Kampala- Global scientists have issued a damning report, warning that only a few years are left to save mother earth from disasters resulting from climate change.
The report by UN Intergovernmental Panel on Climate Change (IPCC) released on Monday, says should countries fail to stick to the demands in the Paris Agreement of keeping global temperatures below 1.5°C in the next 12 years, then the world is doomed.
“We are already seeing the consequences of 1°C of global warming through more extreme weather, rising sea levels and diminishing Arctic sea ice, among other changes,” said Panmao Zhai, the co-chair of IPCC Working Group I.
“Every extra bit of warming matters, especially since warming of 1.5°C or higher increases the risk associated with long-lasting or irreversible changes, such as the loss of some ecosystems,” said Hans-Otto Pörtner, also a co-chair of IPCC Working Group II.
Reacting to the findings, Dr Joshua Zaake, the executive director of Environment Alert, a local non-government organisation, said it was a timely wake up call for policy makers to act immediately.
“We should shift and plant drought-resistant crop varieties, government should provide water for irrigation…,” Dr Zaake said by telephone on Monday.
“The problem is that we are move slowly to mitigate climate change.
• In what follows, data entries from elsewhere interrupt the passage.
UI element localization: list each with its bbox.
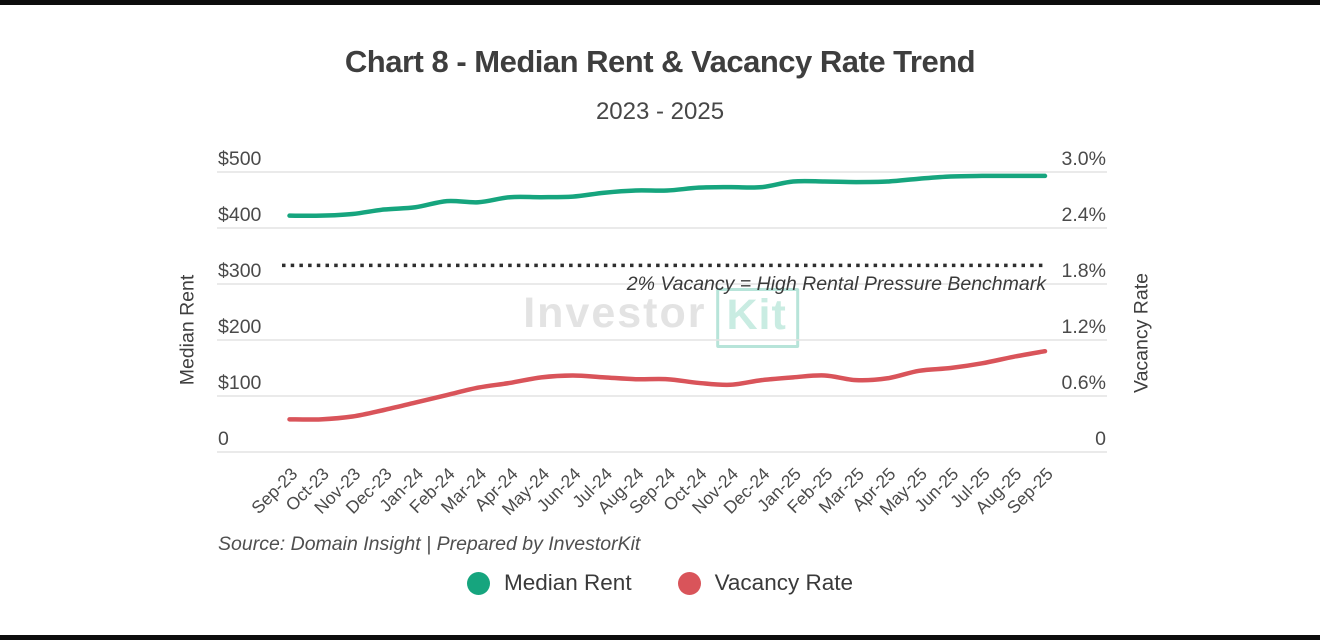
legend-item-median-rent[interactable]: Median Rent bbox=[467, 570, 632, 596]
legend-label: Median Rent bbox=[504, 570, 632, 595]
right-axis-tick-label: 3.0% bbox=[1062, 148, 1106, 170]
right-axis-title: Vacancy Rate bbox=[1130, 273, 1153, 393]
left-axis-tick-label: $100 bbox=[218, 372, 262, 394]
left-axis-tick-label: $400 bbox=[218, 204, 262, 226]
left-axis-title: Median Rent bbox=[176, 274, 199, 386]
left-axis-tick-label: $200 bbox=[218, 316, 262, 338]
screenshot-top-border bbox=[0, 0, 1320, 5]
chart-title: Chart 8 - Median Rent & Vacancy Rate Tre… bbox=[344, 44, 976, 79]
right-axis-tick-label: 0 bbox=[1095, 428, 1106, 450]
right-axis-tick-label: 0.6% bbox=[1062, 372, 1106, 394]
legend-item-vacancy-rate[interactable]: Vacancy Rate bbox=[677, 570, 853, 596]
chart-subtitle: 2023 - 2025 bbox=[595, 98, 725, 125]
source-note: Source: Domain Insight | Prepared by Inv… bbox=[218, 533, 641, 555]
vacancy-rate-line[interactable] bbox=[287, 348, 1048, 422]
left-axis-tick-label: $500 bbox=[218, 148, 262, 170]
right-axis-tick-label: 1.8% bbox=[1062, 260, 1106, 282]
benchmark-annotation: 2% Vacancy = High Rental Pressure Benchm… bbox=[626, 273, 1048, 295]
right-axis-tick-label: 2.4% bbox=[1062, 204, 1106, 226]
left-axis-tick-label: 0 bbox=[218, 428, 229, 450]
screenshot-bottom-border bbox=[0, 635, 1320, 640]
median-rent-line[interactable] bbox=[287, 173, 1048, 219]
median-rent-swatch-icon bbox=[467, 571, 490, 595]
chart-legend: Median Rent Vacancy Rate bbox=[0, 570, 1320, 596]
right-axis-tick-label: 1.2% bbox=[1062, 316, 1106, 338]
vacancy-rate-swatch-icon bbox=[677, 571, 701, 595]
legend-label: Vacancy Rate bbox=[714, 570, 853, 595]
left-axis-tick-label: $300 bbox=[218, 260, 262, 282]
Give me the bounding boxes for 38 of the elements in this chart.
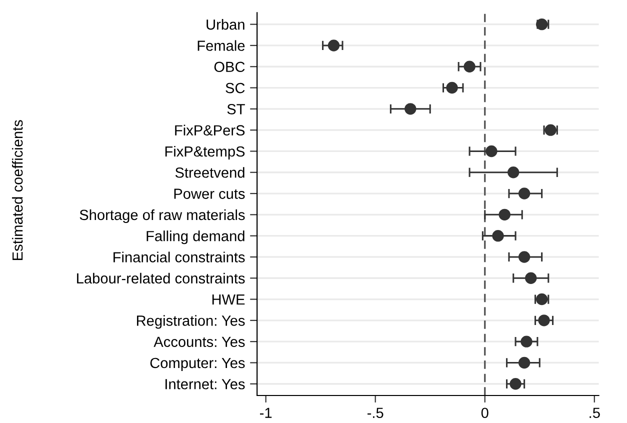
y-tick-label: FixP&PerS	[175, 124, 245, 136]
y-tick-label: Internet: Yes	[166, 379, 245, 390]
point	[518, 251, 530, 263]
y-tick-label: ST	[227, 104, 245, 114]
point	[498, 208, 510, 221]
y-tick-label: Power cuts	[174, 188, 245, 199]
y-tick-label: Computer: Yes	[150, 358, 245, 372]
x-tick-label: 0	[481, 408, 488, 418]
y-tick-label: Urban	[206, 19, 244, 30]
y-tick-label: Female	[198, 40, 245, 51]
y-tick-label: Financial constraints	[114, 252, 245, 262]
x-tick-label: .5	[590, 408, 600, 418]
point	[508, 166, 520, 178]
point	[538, 314, 550, 326]
point	[520, 336, 532, 348]
point	[464, 60, 476, 72]
point	[492, 230, 504, 242]
y-tick-label: FixP&tempS	[165, 146, 245, 160]
point	[525, 272, 537, 284]
point	[518, 188, 530, 200]
x-tick-label: -1	[260, 408, 272, 418]
x-tick-label: -.5	[367, 408, 384, 418]
y-tick-label: HWE	[212, 294, 245, 305]
y-tick-label: SC	[226, 82, 245, 94]
y-tick-label: Registration: Yes	[137, 315, 245, 329]
point	[486, 145, 498, 158]
point	[510, 378, 522, 390]
y-tick-label: Shortage of raw materials	[80, 209, 245, 223]
y-tick-label: Falling demand	[146, 230, 244, 244]
y-tick-label: Streetvend	[175, 167, 244, 178]
point	[446, 82, 458, 94]
point	[518, 356, 530, 369]
y-tick-label: Accounts: Yes	[154, 336, 245, 347]
point	[404, 103, 416, 115]
y-tick-label: Labour-related constraints	[77, 272, 245, 284]
y-tick-label: OBC	[214, 62, 245, 72]
point	[328, 40, 340, 52]
y-axis-title: Estimated coefficients	[12, 120, 23, 260]
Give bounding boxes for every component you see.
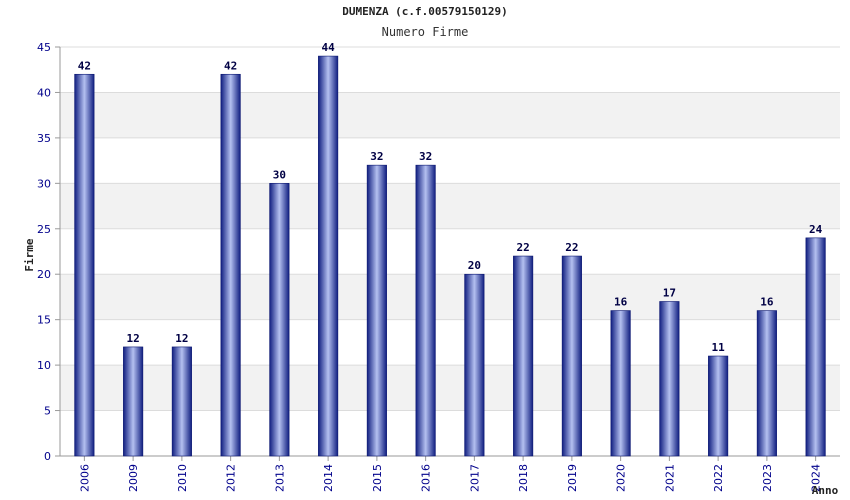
bar-value-label: 22 xyxy=(517,241,530,254)
y-tick-label: 40 xyxy=(37,86,51,99)
x-tick-label: 2018 xyxy=(517,464,530,492)
x-tick-label: 2006 xyxy=(78,464,91,492)
bar xyxy=(513,255,534,457)
y-axis-label: Firme xyxy=(23,238,36,271)
bar-value-label: 30 xyxy=(273,168,286,181)
y-tick-label: 30 xyxy=(37,177,51,190)
x-tick-label: 2012 xyxy=(225,464,238,492)
x-tick-label: 2021 xyxy=(663,464,676,492)
bar-value-label: 22 xyxy=(565,241,578,254)
bar xyxy=(464,273,485,457)
bar xyxy=(805,237,826,457)
bar-value-label: 20 xyxy=(468,259,481,272)
y-tick-label: 35 xyxy=(37,132,51,145)
bar-value-label: 16 xyxy=(614,296,628,309)
bar xyxy=(269,183,290,457)
chart-subtitle: Numero Firme xyxy=(381,25,469,39)
bar-value-label: 42 xyxy=(78,59,91,72)
y-tick-label: 45 xyxy=(37,41,51,54)
x-tick-label: 2019 xyxy=(566,464,579,492)
bar xyxy=(220,73,241,457)
bar-value-label: 17 xyxy=(663,286,676,299)
bar xyxy=(123,346,144,457)
y-tick-label: 15 xyxy=(37,314,51,327)
x-tick-label: 2024 xyxy=(810,464,823,492)
grid-band xyxy=(60,183,840,229)
x-tick-label: 2022 xyxy=(712,464,725,492)
bar-value-label: 32 xyxy=(419,150,432,163)
bar xyxy=(708,355,729,457)
grid-band xyxy=(60,92,840,138)
y-tick-label: 20 xyxy=(37,268,51,281)
bar xyxy=(74,73,95,457)
y-tick-label: 10 xyxy=(37,359,51,372)
x-tick-label: 2020 xyxy=(615,464,628,492)
x-tick-label: 2009 xyxy=(127,464,140,492)
bar xyxy=(318,55,339,457)
x-tick-label: 2013 xyxy=(273,464,286,492)
grid-band xyxy=(60,274,840,320)
bar xyxy=(610,310,631,457)
x-tick-label: 2015 xyxy=(371,464,384,492)
bar xyxy=(659,301,680,457)
x-tick-label: 2023 xyxy=(761,464,774,492)
bar-value-label: 42 xyxy=(224,59,237,72)
bar-value-label: 24 xyxy=(809,223,823,236)
chart-title: DUMENZA (c.f.00579150129) xyxy=(342,5,508,18)
bar-value-label: 12 xyxy=(127,332,140,345)
bar-value-label: 11 xyxy=(712,341,726,354)
x-tick-label: 2017 xyxy=(468,464,481,492)
y-tick-label: 5 xyxy=(44,405,51,418)
bar-value-label: 16 xyxy=(760,296,774,309)
bar-value-label: 44 xyxy=(322,41,336,54)
x-tick-label: 2014 xyxy=(322,464,335,492)
bar xyxy=(171,346,192,457)
y-tick-label: 25 xyxy=(37,223,51,236)
bar xyxy=(415,164,436,457)
bar xyxy=(756,310,777,457)
bar xyxy=(366,164,387,457)
bar xyxy=(561,255,582,457)
x-tick-label: 2016 xyxy=(420,464,433,492)
bar-value-label: 32 xyxy=(370,150,383,163)
y-tick-label: 0 xyxy=(44,450,51,463)
x-axis-label: Anno xyxy=(812,484,839,497)
x-tick-label: 2010 xyxy=(176,464,189,492)
bar-value-label: 12 xyxy=(175,332,188,345)
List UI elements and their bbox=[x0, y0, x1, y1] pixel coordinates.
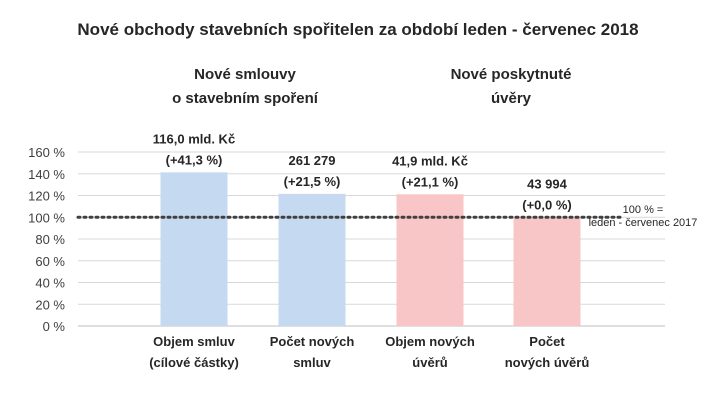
x-category-label: Počet nových bbox=[270, 334, 355, 349]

I hope this report acts as a wakeup call for us to act,” he added.
Uganda is one of the countries with limited industries thus emitting less dangerous gases into the atmosphere, but is one of the most vulnerable to effects of changing weather such as drought, floods, and high temperatures.
In an earlier interview last year, Mr Chebet Maikut, the commissioner in charge of climate change, attributed the 2015-2016 drought that left millions of Ugandans without food, to drought induced by climate change. But he said the disasters happened despite Uganda honouring her commitment to reducing dangerous gaseous emissions.
He listed transport, agriculture, forestry, energy, wetland and waste management as areas the country is investing in.
“When we invest in these sectors, we will be able to reduce our emissions by 22 per cent by 2025,” Mr Maikut said at the sidelines of Post COP23 feedback meeting in Kampala. But he was quick to note that developed countries will have to honour their part too, by availing $100 billion (Shs342.8 trillion) by 2020 to finance mitigation of and adaptation to climate change in developing countries.
However, the US, one of the top backers of Paris Agreement, later pulled out of the pact with President Donald Trump saying climate change is a hoax, thus negatively impacting on the $100 billion pledge.
Mr Apollos Nwafor, the Pan Africa Director of Oxfam International, while responding to UN warning said climate change has set the planet on fire, and has left millions of people, especially in Africa, poor and hungry.
“A hotter Africa is a hungrier Africa. Today at only 1.1°C of warming globally, crops and livestock across the region are being hit and hunger is rising, with poor small-scale women farmers, living in rural areas suffering the most. It only gets worse from here,” Mr Nwafor, said in a statement.
Scientists say maintaining healthy wetlands, maintain forests and planting more trees, adopting renewable energy sources such as solar and biogas, and reducing emission of gases into the atmosphere are of the ways of combating climate change.